In the case of Getty, they provide a service in many ways inferior to GIS or BIS, which kinda counts as the whole reason we have this topic in the first place - MS's cute little slideshow widget worked better than Getty, thereby completely shutting Getty out of the picture.
Anyone actually interested in paying for stock photos, OTOH, already understands the difference between freely available vs licensed content, and damned well won't risk their job "accidentally" ripping off random photographers.
That's cute.
Let's say I'm interested in paying for a stock photo. I go to Google, and search for my project's key terms. I get seven cats, thirteen memes, and a mugshot on the first bunch of results. I try different terms, find one I like, and... then what? Not every website includes contact information, and if they aren't outright trying to sell me pictures, I have to go hunting to even figure out where to ask.
Maybe I'm lucky, and I find a site with contact information. I call up the photographer, and he's willing to negotiate. There's a back-and-forth exchange where I offer some amount of money, and he wants a hundred times that. Forget it.
I go back to Google, and try again, luckily remembering the refined search terms I used in the last round. In amongst the blogs written by that license-lacking Grandma, there's another candidate for my project. Searching Google for that image doesn't show any other sources, and it obviously isn't Grandma's original work, so there's another wasted effort.

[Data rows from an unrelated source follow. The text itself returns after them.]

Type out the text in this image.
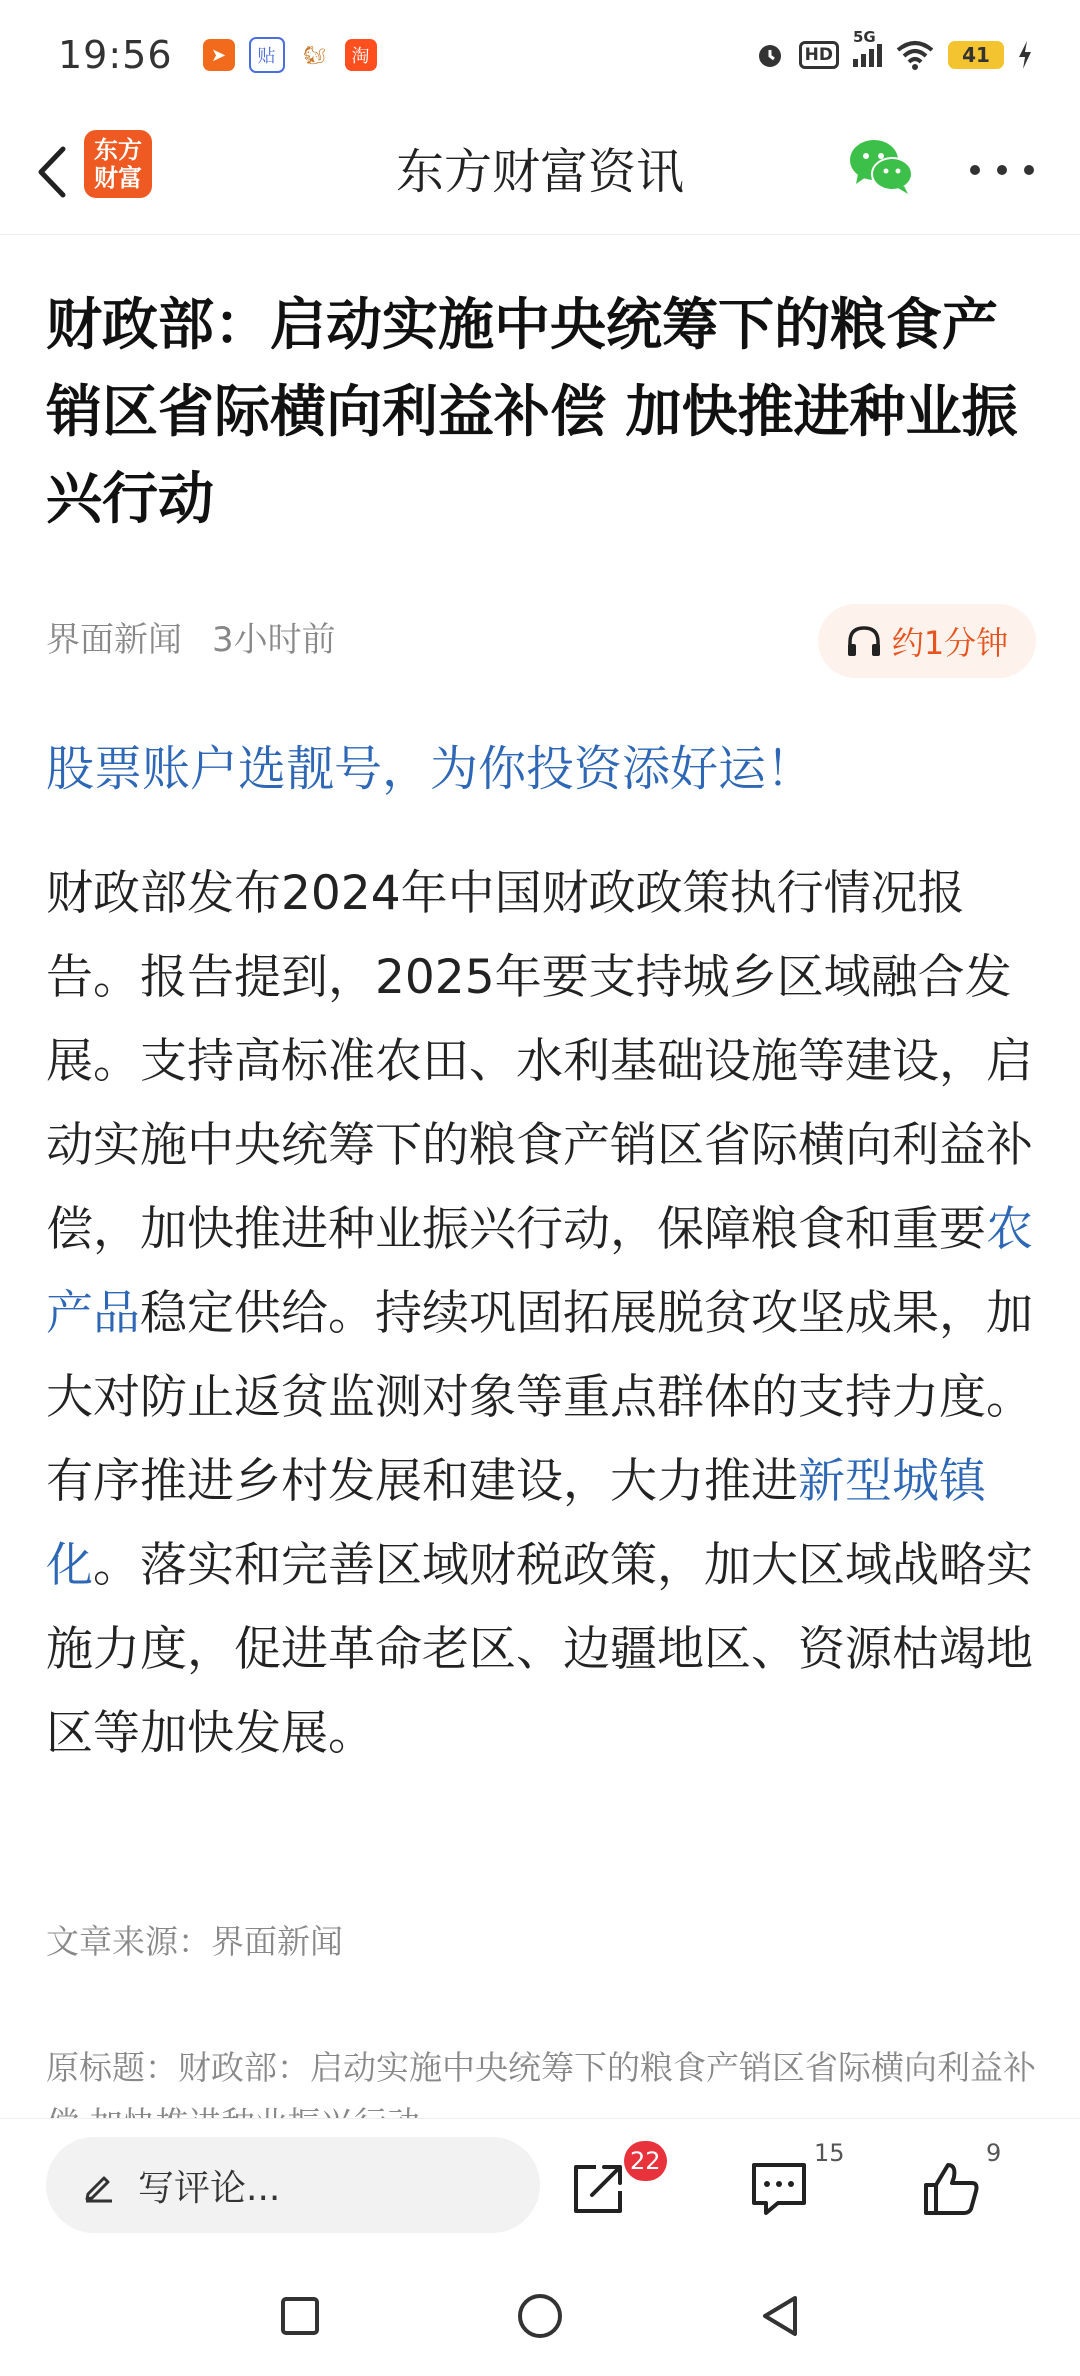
19:56	➤	贴	🐿	淘	HD
5G
41
东方财富资讯
东方财富
财政部：启动实施中央统筹下的粮食产销区省际横向利益补偿 加快推进种业振兴行动
界面新闻 3小时前	约1分钟
股票账户选靓号，为你投资添好运！

财政部发布2024年中国财政政策执行情况报告。报告提到，2025年要支持城乡区域融合发展。支持高标准农田、水利基础设施等建设，启动实施中央统筹下的粮食产销区省际横向利益补偿，加快推进种业振兴行动，保障粮食和重要农产品稳定供给。持续巩固拓展脱贫攻坚成果，加大对防止返贫监测对象等重点群体的支持力度。有序推进乡村发展和建设，大力推进新型城镇化。落实和完善区域财税政策，加大区域战略实施力度，促进革命老区、边疆地区、资源枯竭地区等加快发展。

文章来源：界面新闻
原标题：财政部：启动实施中央统筹下的粮食产销区省际横向利益补
写评论...
22	15	9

Finally, I hit the jackpot. I find a photographer who has posted prices, and has a decent picture that fits my needs... but he only takes PayPal payments, and says he'll email me a copy of the picture in "good resolution", whatever that means. One of his pictures looks familiar, and sure enough, a bit of investigation shows that it's a pretty common candid of an office worker, used in catalogs and on support pages across the Internet. Could it be that this guy's the silently-famous photographer, or is he just selling others' work to make a quick buck? It's a bit too risky for me, so that "jackpot" is another dead end.
I give up. I'm well on the way to spending more time on the project than it's worth. If only there were some other company to do the sourcing work for me. They could negotiate with photographers, index pictures by business-relevant keywords, and provide reputable proof that I'm actually getting a legitimate license to the material I'm paying for. All of that risk is eliminated, and the project could stay within a constant time and financial budget.
The service Getty provides is ultimately the same as any other broker: risk mitigation. They do the acquisition work, and assume the risk of high acquisition costs. They also do resale, and assume the risk of having unsold goods. Because they work on a large scale, they can specialize enough to reduce those risks to an affordable level, and I can simply pay that cost, plus a bit of profit for them, to benefit from their specialization. Getty earns that profit, and I spend less overall because I'm not wasting time on those dead ends. Everybody wins, so everybody's happy with the trade. That's how commerce is supposed to work.